Все это припомнилось Арсену Саманчину, когда по приезде брата сестра стала рассказывать, как ждут его односельчане:
— Все близкие тебя ждут, Таштанафган уже три раза приходил, тебя спрашивал.
Арсен едва успевал поздороваться и поговорить со всеми. Кроме соседей, кроме шефа Бектура — оказывается, аильчане стали именовать его не традиционным “байке”, а чисто современным “шеф” — пришел повидаться и Таштанафган. Тоже крепко обнялись, поздоровались. Оба были рады друг другу. Вспомнили, что не виделись почти два года. По этому поводу Ташафган высказался так:
— Это у вас там, в городе, у каждого свой телефон, разговариваю с кем хочу, когда хочу. А у нас нет телефонов и вряд ли будут когда. Сам знаешь, Арсен, хорошо еще электричество есть в аиле, при Советах еще провели. А мобильный телефон — только у самого шефа и двух его помощников — у Борбия и Жанарбека, ты их помнишь, вместе в школу ходили.

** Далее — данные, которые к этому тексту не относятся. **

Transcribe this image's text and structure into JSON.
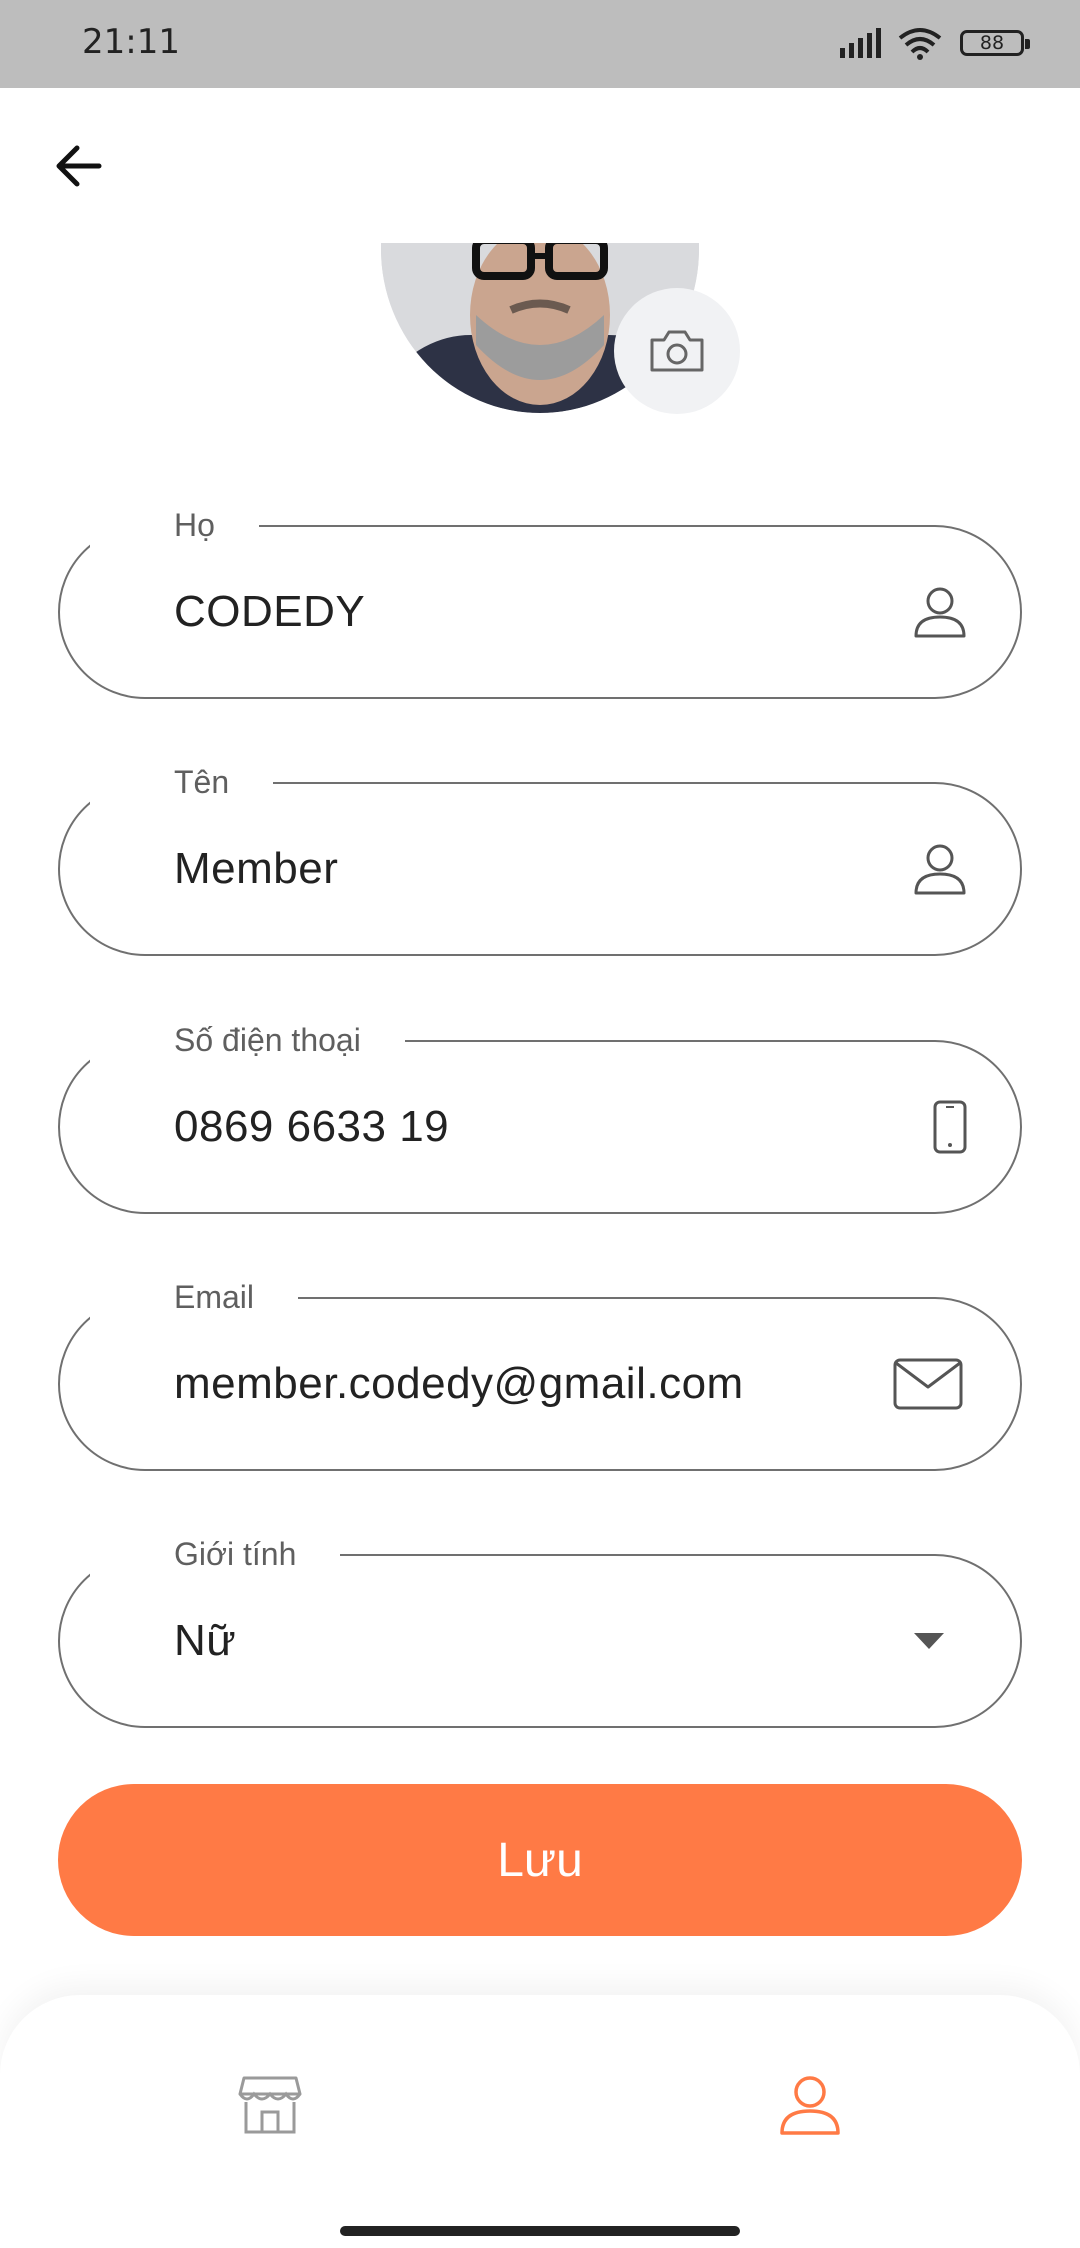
{
  "status_bar": {
    "time": "21:11",
    "battery": "88"
  },
  "profile": {
    "fields": [
      {
        "label": "Họ",
        "value": "CODEDY",
        "icon": "person-icon"
      },
      {
        "label": "Tên",
        "value": "Member",
        "icon": "person-icon"
      },
      {
        "label": "Số điện thoại",
        "value": "0869 6633 19",
        "icon": "phone-icon"
      },
      {
        "label": "Email",
        "value": "member.codedy@gmail.com",
        "icon": "mail-icon"
      },
      {
        "label": "Giới tính",
        "value": "Nữ",
        "icon": "dropdown-arrow-icon"
      }
    ],
    "save_label": "Lưu"
  },
  "bottom_nav": {
    "items": [
      {
        "icon": "store-icon",
        "active": false
      },
      {
        "icon": "person-icon",
        "active": true
      }
    ],
    "accent_color": "#ff7a45",
    "inactive_color": "#9a9a9a"
  }
}
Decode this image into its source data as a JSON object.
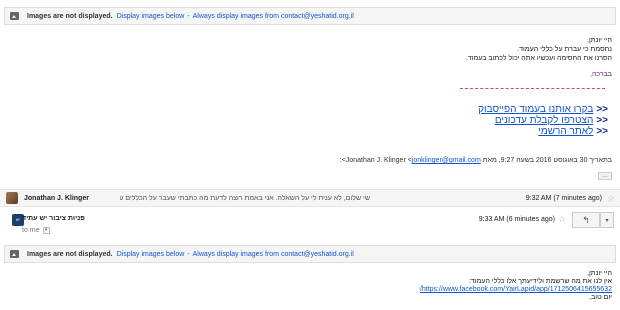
{
  "banner": {
    "label": "Images are not displayed.",
    "display_link": "Display images below",
    "separator": "-",
    "always_link": "Always display images from contact@yeshatid.org.il"
  },
  "message1": {
    "greeting": "היי יונתן,",
    "line1": "נחסמת כי עברת על כללי העמוד.",
    "line2": "הסרנו את החסימה ועכשיו אתה יכול לכתוב בעמוד.",
    "signoff": "בברכה,",
    "links": [
      {
        "arrow": "<<",
        "text": "בקרו אותנו בעמוד הפייסבוק"
      },
      {
        "arrow": "<<",
        "text": "הצטרפו לקבלת עדכונים"
      },
      {
        "arrow": "<<",
        "text": "לאתר הרשמי"
      }
    ],
    "quote_prefix": "בתאריך 30 באוגוסט 2016 בשעה 9:27, מאת Jonathan J. Klinger <",
    "quote_email": "jonklinger@gmail.com",
    "quote_suffix": ">:",
    "more_dots": "..."
  },
  "collapsed": {
    "sender": "Jonathan J. Klinger",
    "snippet": "שי שלום, לא ענית לי על השאלה. אני באמת רוצה לדעת מה כתבתי שעבר על הכללים של ...",
    "time": "9:32 AM (7 minutes ago)"
  },
  "message2": {
    "sender": "פניות ציבור יש עתיד",
    "avatar_text": "יש עתיד",
    "to": "to me",
    "time": "9:33 AM (6 minutes ago)",
    "greeting": "היי יונתן,",
    "line1": "אין לנו את מה שרשמת ולידיעתך אלו כללי העמוד:",
    "url": "https://www.facebook.com/YairLapid/app/1712506415655632/",
    "signoff": "יום טוב,"
  },
  "colors": {
    "link": "#1155cc",
    "purple": "#7a1f7a"
  },
  "icons": [
    "image-icon",
    "star-icon",
    "reply-icon",
    "more-icon",
    "chevron-down-icon"
  ]
}
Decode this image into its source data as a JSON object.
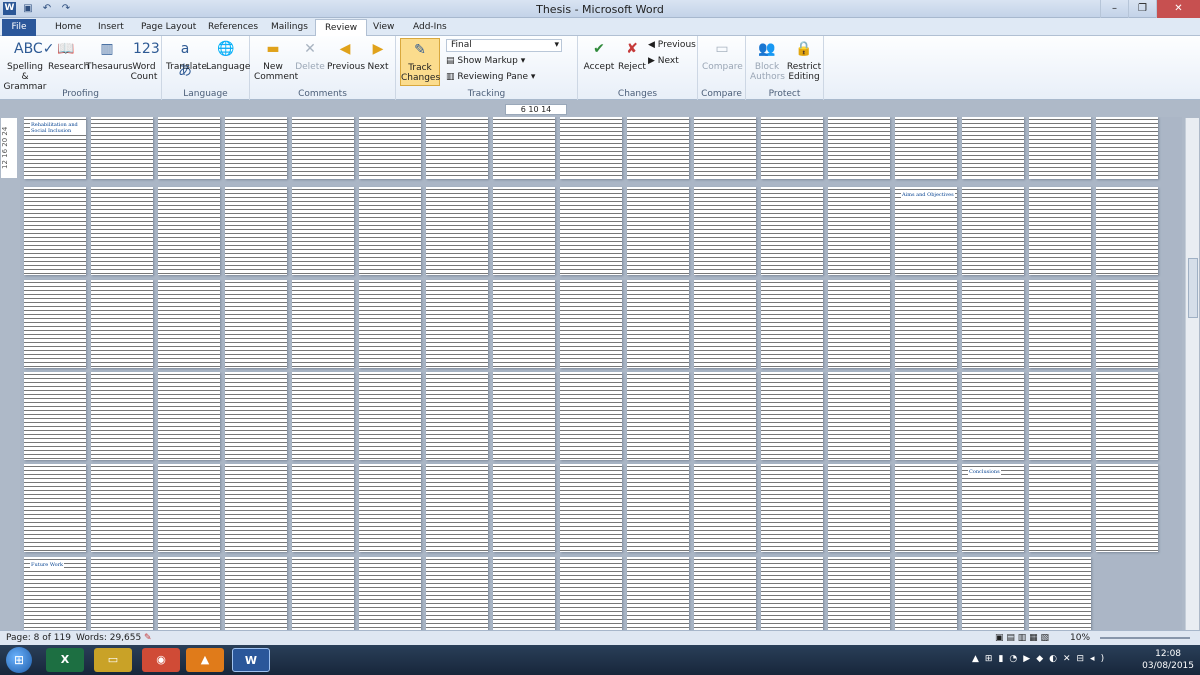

— Да, знаю, конечно, — улыбнулся Арсен и попытался к слову обнадежить старого друга: — А насчет мобильников думаю вот что: проведем охоту на барсов с арабскими ханзадами — ты наверняка что-то заработаешь. Шеф Бектур-ага, когда в город приезжал, сказал, что ты у него главный среди загонщиков барсов. А это не шутки — лазать по скалам, прыгать через пропасти, да еще орать во всю глотку. Бектур-ага тебя очень ценит, к тому же афганский опыт у тебя. Надеюсь, оплата будет неплохая. Купишь мобильник и еще кое-что. Главное, чтобы барсы попались в западню.
Таштанафган неопределенно пожал плечами:
— Посмотрим, как получится. Поговорим еще. Ты не смейся, Арсен, но снежные барсы очень редкие звери у нас в горах, сколько сказок рассказывали нам о них в детстве, а мобильников в городах — как картошки в мешках. Кому что.
— Так-то оно так, — согласился Арсен Саманчин, — но поезд идет своим ходом. Теперь это не сказка, как видишь, сам будешь выгонять барсов на арабских охотников. Теперь это большой бизнес.
— Да, конечно, бизнес большой. Ничего не скажешь.
— Шеф Бектур-ага сказал, что вас, загонщиков, пять человек, ты вроде как бригадир, все на своих конях, и за коня — отдельная плата.
— Это верно, — подтвердил Таштанафган. — Нас пятеро. И кони у нас крепкие. Только скакать-то придется по нехоженым горам и снегам, надо бы и за стремя платить — бизнес так бизнес. Ну, до завтра. О'кей?
— О'кей!
Но дойдя до выхода со двора, Таштанафган приостановился задумчиво, вроде бы что-то недосказал. Так оно и оказалось. Он вернулся:
— Постой, Арсен, задержу еще на минуту.
— Да, что-то хочешь сказать? Слушаю.
— Отойдем-ка в сторону. Понимаешь, ты для нас человек свой, мы ведь все здешние, туюкцы. Арабам что — поохотятся в наших горах и смотаются, а нам как быть — мы сами должны думать. Вот наша пятерка загонщиков и хотела бы с тобой посидеть-потолковать по душам. Когда еще такой случай выпадет? Кстати, мы и тебе коня приготовили по заданию шефа, тебе ведь тоже придется скакать с арабскими принцами этими. Конь у тебя что надо, отличный, вот увидишь, седло и сбрую — все подобрали. А как же, шеф сказал — значит, все! Вот и коня тебе покажем, сядешь, проедешься, а заодно чайку попьем, поговорим…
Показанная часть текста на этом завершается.